Recentemente al Politecnico di Milano si è discusso di nuovo sull’impatto che l’intelligenza artificiale avrà sull’occupazione. Sicuramente subiranno dei cambiamenti i lavori meccanici e ripetitivi, come quelli svolti dagli operai alla catena di montaggio e alla guida delle auto. Ma anche alcune attività nella ristorazione e nei supermercati. Passi da gigante l’automazione li sta facendo nel campo dei servizi. Secondo alcuni studi, entro il 2030 non ci saranno più call center “umani”, mentre in Giappone molti robot sono già operativi nell’assistenza agli anziani.
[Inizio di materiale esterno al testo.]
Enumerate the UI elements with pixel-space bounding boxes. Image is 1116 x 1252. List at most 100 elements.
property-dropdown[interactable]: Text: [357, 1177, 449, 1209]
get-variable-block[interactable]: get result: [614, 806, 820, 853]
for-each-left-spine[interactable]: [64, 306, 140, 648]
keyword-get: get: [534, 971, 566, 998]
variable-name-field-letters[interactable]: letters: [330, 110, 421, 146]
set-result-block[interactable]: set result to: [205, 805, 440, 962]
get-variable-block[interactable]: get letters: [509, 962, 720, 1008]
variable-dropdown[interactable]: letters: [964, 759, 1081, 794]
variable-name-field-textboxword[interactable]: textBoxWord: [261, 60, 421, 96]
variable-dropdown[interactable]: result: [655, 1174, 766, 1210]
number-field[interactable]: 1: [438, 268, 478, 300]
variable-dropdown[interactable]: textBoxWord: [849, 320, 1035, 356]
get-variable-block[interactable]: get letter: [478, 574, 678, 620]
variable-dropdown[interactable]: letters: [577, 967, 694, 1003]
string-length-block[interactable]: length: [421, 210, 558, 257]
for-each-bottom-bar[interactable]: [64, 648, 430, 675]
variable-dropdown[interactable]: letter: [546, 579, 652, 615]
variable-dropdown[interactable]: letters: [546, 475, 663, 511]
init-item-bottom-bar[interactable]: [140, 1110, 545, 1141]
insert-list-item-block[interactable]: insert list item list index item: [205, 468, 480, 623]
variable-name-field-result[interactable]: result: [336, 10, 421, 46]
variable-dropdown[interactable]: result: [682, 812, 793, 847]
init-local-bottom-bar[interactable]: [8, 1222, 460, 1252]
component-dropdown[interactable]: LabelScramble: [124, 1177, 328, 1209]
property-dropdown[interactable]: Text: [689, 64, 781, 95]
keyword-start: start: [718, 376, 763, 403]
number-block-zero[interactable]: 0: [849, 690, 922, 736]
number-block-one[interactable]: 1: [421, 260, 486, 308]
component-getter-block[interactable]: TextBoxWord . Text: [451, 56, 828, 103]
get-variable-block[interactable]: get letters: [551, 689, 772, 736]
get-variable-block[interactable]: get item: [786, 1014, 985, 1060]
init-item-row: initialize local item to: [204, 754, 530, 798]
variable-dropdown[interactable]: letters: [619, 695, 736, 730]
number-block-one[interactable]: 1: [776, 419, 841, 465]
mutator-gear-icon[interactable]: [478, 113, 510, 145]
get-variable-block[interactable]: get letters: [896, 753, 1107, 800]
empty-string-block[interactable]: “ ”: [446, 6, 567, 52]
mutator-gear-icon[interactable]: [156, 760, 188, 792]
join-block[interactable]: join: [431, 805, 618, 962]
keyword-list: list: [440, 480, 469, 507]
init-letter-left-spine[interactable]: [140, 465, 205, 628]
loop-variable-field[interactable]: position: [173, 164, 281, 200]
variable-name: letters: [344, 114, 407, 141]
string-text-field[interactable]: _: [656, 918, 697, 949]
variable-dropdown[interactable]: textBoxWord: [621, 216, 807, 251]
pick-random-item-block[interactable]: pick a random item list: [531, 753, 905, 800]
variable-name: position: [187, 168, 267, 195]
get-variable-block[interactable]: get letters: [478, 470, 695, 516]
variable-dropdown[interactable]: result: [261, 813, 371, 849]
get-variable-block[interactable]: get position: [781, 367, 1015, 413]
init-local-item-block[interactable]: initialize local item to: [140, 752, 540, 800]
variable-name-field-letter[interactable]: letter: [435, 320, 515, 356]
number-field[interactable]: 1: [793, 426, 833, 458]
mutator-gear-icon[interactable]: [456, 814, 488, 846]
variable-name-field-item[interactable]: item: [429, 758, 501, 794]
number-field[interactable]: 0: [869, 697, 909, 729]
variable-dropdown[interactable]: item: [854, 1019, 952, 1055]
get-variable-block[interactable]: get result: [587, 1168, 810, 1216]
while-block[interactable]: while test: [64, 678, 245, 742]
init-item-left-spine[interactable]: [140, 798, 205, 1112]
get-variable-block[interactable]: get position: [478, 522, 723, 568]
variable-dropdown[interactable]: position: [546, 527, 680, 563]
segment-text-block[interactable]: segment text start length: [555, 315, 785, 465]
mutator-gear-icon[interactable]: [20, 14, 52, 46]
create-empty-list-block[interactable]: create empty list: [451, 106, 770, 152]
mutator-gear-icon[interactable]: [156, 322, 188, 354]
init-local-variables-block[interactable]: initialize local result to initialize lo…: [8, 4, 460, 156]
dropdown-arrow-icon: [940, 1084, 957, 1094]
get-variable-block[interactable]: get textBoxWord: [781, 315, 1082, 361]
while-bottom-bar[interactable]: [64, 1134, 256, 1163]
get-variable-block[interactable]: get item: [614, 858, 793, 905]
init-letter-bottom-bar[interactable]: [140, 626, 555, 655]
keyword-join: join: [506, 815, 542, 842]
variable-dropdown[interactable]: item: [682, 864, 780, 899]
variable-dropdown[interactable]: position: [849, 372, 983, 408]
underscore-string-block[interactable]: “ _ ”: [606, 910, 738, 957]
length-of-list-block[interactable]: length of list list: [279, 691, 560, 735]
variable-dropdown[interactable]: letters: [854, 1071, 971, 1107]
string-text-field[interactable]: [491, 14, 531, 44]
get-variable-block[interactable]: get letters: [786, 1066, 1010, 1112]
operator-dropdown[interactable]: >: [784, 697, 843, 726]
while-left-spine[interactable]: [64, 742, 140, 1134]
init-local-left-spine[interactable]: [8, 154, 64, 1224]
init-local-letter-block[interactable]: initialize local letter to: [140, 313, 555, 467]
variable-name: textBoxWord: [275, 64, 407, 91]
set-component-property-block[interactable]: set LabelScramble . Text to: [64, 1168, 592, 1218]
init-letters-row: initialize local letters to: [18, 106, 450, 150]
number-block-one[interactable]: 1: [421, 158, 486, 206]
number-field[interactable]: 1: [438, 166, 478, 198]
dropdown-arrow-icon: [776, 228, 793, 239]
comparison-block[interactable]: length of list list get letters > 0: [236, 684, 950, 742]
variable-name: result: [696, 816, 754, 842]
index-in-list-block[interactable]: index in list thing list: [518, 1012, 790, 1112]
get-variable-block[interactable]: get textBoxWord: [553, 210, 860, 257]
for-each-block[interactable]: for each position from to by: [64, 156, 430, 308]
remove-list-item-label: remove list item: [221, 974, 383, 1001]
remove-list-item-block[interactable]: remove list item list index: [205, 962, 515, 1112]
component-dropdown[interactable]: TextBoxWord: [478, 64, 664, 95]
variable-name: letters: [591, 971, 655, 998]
Però l’intelligenza artificiale, riporta il sito del Politecnico di Milano, ha anche dei limiti che in molti casi le impediscono di sostituirsi al lavoro umano. Kai-Fu Lee, noto esperto di intelligenza artificiale, imprenditore proprio in questo settore e autore del recente volume AI Superpowers: China Silicon Valley and the New World Order, ha individuato quattro debolezze dell’IA nella performance lavorativa:
- l’IA non può creare, concettualizzare o gestire una pianificazione strategica complessa;
- l’IA non può svolgere lavori complessi che richiedono una precisa coordinazione di mani e occhi;
- l’IA non può far fronte a spazi sconosciuti e non strutturati, specialmente quelli che non ha precedentemente osservato;
- l’IA, diversamente dagli umani, non può interagire con empatia e compassione (intesa come sensibilità), e quindi è improbabile che gli umani optino di interagire con un robot apatico per i tradizionali servizi di comunicazione.
Quali saranno le professioni che saranno immuni dall’invasione robotica, almeno nei prossimi 15 anni? Kai-Fu Lee, ha stilato una lista che ne cita almeno 10: psichiatria, terapia fisica, medicina, ricerca e ingegneristica nel campo dell’intelligenza artificiale, scrittura di fiction, insegnamento, avvocatura, scienza e ingegneristica nel campo dei computer, scienza, management. In tutte queste professioni l’IA potrà essere di aiuto, ma solo in senso collaborativo per la gestione di certi dettagli tecnici.
«Non vi è alcun dubbio che la rivoluzione dell’intelligenza artificiale richiederà aggiustamenti e una grande dose di sacrifici», ha affermato Kai-Fu Lee, «ma disperarsi invece che prepararsi per ciò che è in arrivo è improduttivo e, forse, pure incauto». E poi ha aggiunto: «Dobbiamo ricordarci che la nostra capacità umana di avere compassione ed empatia sarà un bene prezioso per la forza lavoro del futuro, e che le attività che dipendono dalla cura, dalla creatività e dall’istruzione rimarranno vitali per la nostra società».
«Io credo che il miglior modo per avvicinarsi all’intelligenza artificiale sia ricondurla alle teorie che spiegano l’innovazione e l’imprenditorialità», ha concluso Federico Frattini, Associate Dean of Digital Transformation di MIP Politecnico di Milano e ideatore di FLEXA, «prendendo spunto da ciò che sosteneva l’economista austriaco Joseph Schumpeter quasi un secolo fa a proposito dei grandi cambiamenti che hanno avuto un impatto sull’economia e sulla società: “si creano nuove opportunità, nascono nuove aziende e nuove professionalità, altre evolvono e altre ancora, inevitabilmente, spariscono. Non possiamo certo opporci alle forze creative che hanno cambiato la società nel corso dei secoli”».